Let’s be real: no parent is perfect. Sometimes, it feels like your parents just don’t get it. Maybe they’re too strict, too distracted, too protective, or just not wired in a way that matches what you wish you had. It can be frustrating — especially as you start to carve out your own independence.
Here’s the truth: there will always be parts of your parents that you can’t change. And that’s actually okay. The good news? As you grow, you’ll get to make more and more choices for yourself. In the meantime, learning how to work with the parents you do have (not the ones you wish you had) is a powerful skill that will make your life a lot smoother.
Here are some top tips to help:
1. Accept the Unchangeable
It’s tempting to think, If only they would just… But trying to change your parents’ core personality is like trying to turn a cat into a dog. They are who they are. Shifting your energy from “fixing them” to “understanding them” can lower your stress.
2. Pick Your Battles
Not every disagreement is worth a showdown. Ask yourself: Is this an issue that truly impacts my values, safety, or future — or just an annoyance?

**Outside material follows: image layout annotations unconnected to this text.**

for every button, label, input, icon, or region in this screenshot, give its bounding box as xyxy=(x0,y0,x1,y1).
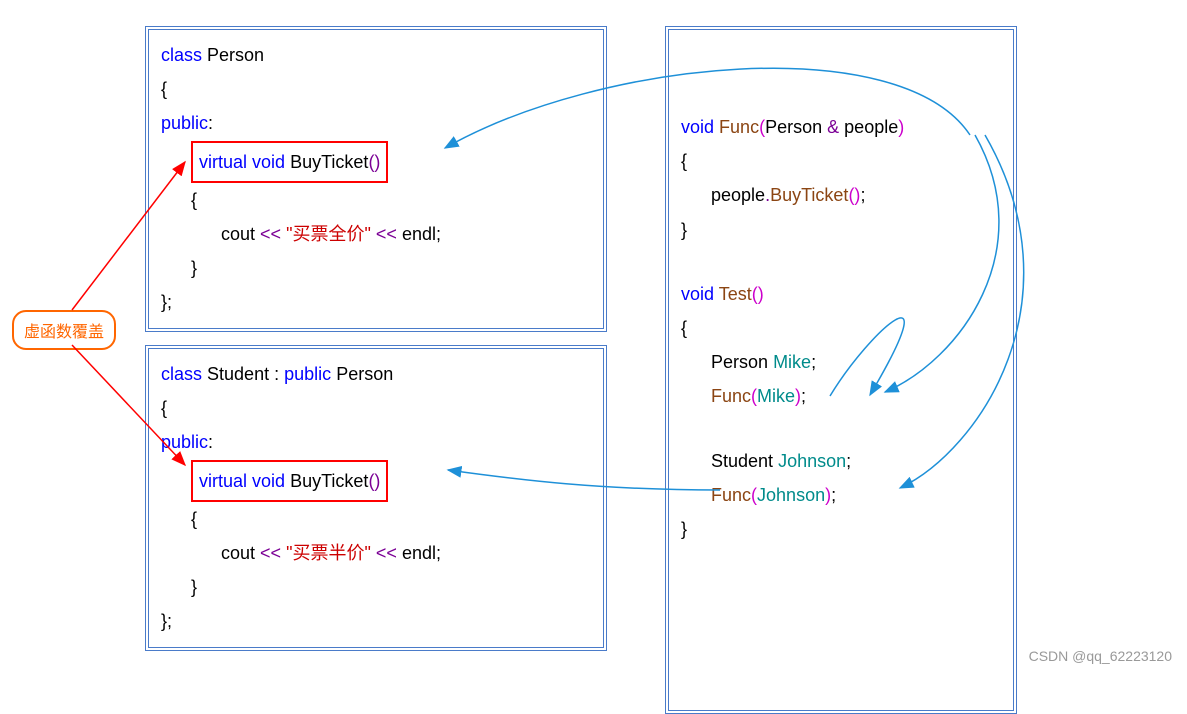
student-line-8: }; xyxy=(161,604,591,638)
code-box-student: class Student : public Person { public: … xyxy=(145,345,607,651)
student-line-3: public: xyxy=(161,425,591,459)
test-line-6: Func(Johnson); xyxy=(681,478,1001,512)
func-line-1: void Func(Person & people) xyxy=(681,110,1001,144)
student-line-5: { xyxy=(161,502,591,536)
test-line-7: } xyxy=(681,512,1001,546)
callout-virtual-override: 虚函数覆盖 xyxy=(12,310,116,350)
person-line-8: }; xyxy=(161,285,591,319)
func-line-2: { xyxy=(681,144,1001,178)
student-virtual-box: virtual void BuyTicket() xyxy=(191,460,388,502)
func-line-4: } xyxy=(681,213,1001,247)
person-line-3: public: xyxy=(161,106,591,140)
callout-label: 虚函数覆盖 xyxy=(24,324,104,341)
test-line-1: void Test() xyxy=(681,277,1001,311)
person-line-5: { xyxy=(161,183,591,217)
watermark: CSDN @qq_62223120 xyxy=(1029,648,1172,664)
person-line-6: cout << "买票全价" << endl; xyxy=(161,217,591,251)
code-box-person: class Person { public: virtual void BuyT… xyxy=(145,26,607,332)
func-line-3: people.BuyTicket(); xyxy=(681,178,1001,212)
test-line-2: { xyxy=(681,311,1001,345)
person-line-7: } xyxy=(161,251,591,285)
student-line-4: virtual void BuyTicket() xyxy=(161,460,591,502)
person-virtual-box: virtual void BuyTicket() xyxy=(191,141,388,183)
person-line-1: class Person xyxy=(161,38,591,72)
test-line-3: Person Mike; xyxy=(681,345,1001,379)
test-line-5: Student Johnson; xyxy=(681,444,1001,478)
code-box-func: void Func(Person & people) { people.BuyT… xyxy=(665,26,1017,714)
student-line-1: class Student : public Person xyxy=(161,357,591,391)
student-line-6: cout << "买票半价" << endl; xyxy=(161,536,591,570)
student-line-2: { xyxy=(161,391,591,425)
person-line-4: virtual void BuyTicket() xyxy=(161,141,591,183)
test-line-4: Func(Mike); xyxy=(681,379,1001,413)
person-line-2: { xyxy=(161,72,591,106)
student-line-7: } xyxy=(161,570,591,604)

Save your energy for the big stuff, and let the smaller things roll off your back.
3. Find Workarounds
Parents might set limits that feel frustrating, but creativity goes a long way. If your parent isn’t open to one thing, think of alternatives that still get you closer to what you want. Example: If they won’t let you go out late, maybe you invite friends over earlier.
4. Use “I” Statements
Instead of saying, “You never listen!” try, “I feel frustrated when I don’t get to explain my side.” This shifts the focus from blame to communication — and usually gets you further.

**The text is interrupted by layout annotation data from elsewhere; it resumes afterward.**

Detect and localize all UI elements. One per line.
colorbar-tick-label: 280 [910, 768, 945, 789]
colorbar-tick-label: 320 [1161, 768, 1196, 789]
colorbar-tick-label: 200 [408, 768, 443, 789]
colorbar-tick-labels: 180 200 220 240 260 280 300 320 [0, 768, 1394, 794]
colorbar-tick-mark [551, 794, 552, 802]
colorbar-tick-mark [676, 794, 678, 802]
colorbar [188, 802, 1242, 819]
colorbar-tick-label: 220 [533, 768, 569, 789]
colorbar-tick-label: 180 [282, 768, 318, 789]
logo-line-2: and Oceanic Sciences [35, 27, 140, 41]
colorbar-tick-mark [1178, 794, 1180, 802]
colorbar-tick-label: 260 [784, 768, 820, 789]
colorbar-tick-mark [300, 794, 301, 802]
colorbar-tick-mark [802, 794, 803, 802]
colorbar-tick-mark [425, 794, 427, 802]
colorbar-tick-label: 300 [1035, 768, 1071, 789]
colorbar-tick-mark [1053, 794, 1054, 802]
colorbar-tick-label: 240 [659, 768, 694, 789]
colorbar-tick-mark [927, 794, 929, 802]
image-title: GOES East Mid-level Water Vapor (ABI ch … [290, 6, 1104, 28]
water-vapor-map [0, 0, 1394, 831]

5. Look for What Does Work
Even if your parents have major blind spots, there are often ways they show up for you. Maybe they cook for you, drive you to practice, or check in on your day. Noticing these positives won’t erase the negatives, but it can help balance your perspective.
6. Build Your Support System
If there are things you just can’t get from your parents — like emotional support or certain types of advice — it’s okay to look elsewhere. Trusted friends, coaches, relatives, or mentors can help fill in the gaps.
7. Remember: This Is Temporary
The way your parents impact your daily life feels huge now, but independence grows with time. Soon, you’ll get to make your own choices about how you live, what boundaries you set, and how you want to parent (if you choose to someday).
The Takeaway
You don’t need perfect parents to have a great life. By accepting their limitations, working around differences, and focusing on your own growth, you can build resilience and set yourself up for a future where you get to be in charge of your choices.
Quick Quiz: How Well Do You Accept Your Parents’ Limitations?
Answer yes, sometimes, or no to each:
-
I can tell the difference between what I wish my parents were like and who they actually are.
-
I try not to waste energy on things about my parents that will never change.
-
When I disagree with my parents, I pick my battles instead of arguing about everything.
-
I’ve found creative workarounds when my parents say “no” to something.
-
I use “I feel” statements instead of blaming when I want them to hear me.
-
I can still notice the good things my parents do, even when I’m annoyed with them.
-
I’ve built a support system outside my parents (friends, teachers, coaches, relatives) when I need extra help.
-
I remind myself that I’ll get more independence as I get older.
Scoring:
-
Mostly Yes: You’re learning to accept your parents as they are while focusing on your own growth.
-
Mostly Sometimes: You’re on your way! Think about one small strategy you can use more often.
-
Mostly No: It’s tough when your parents feel frustrating or limited. Pick one tip from this blog to practice this week — small steps add up.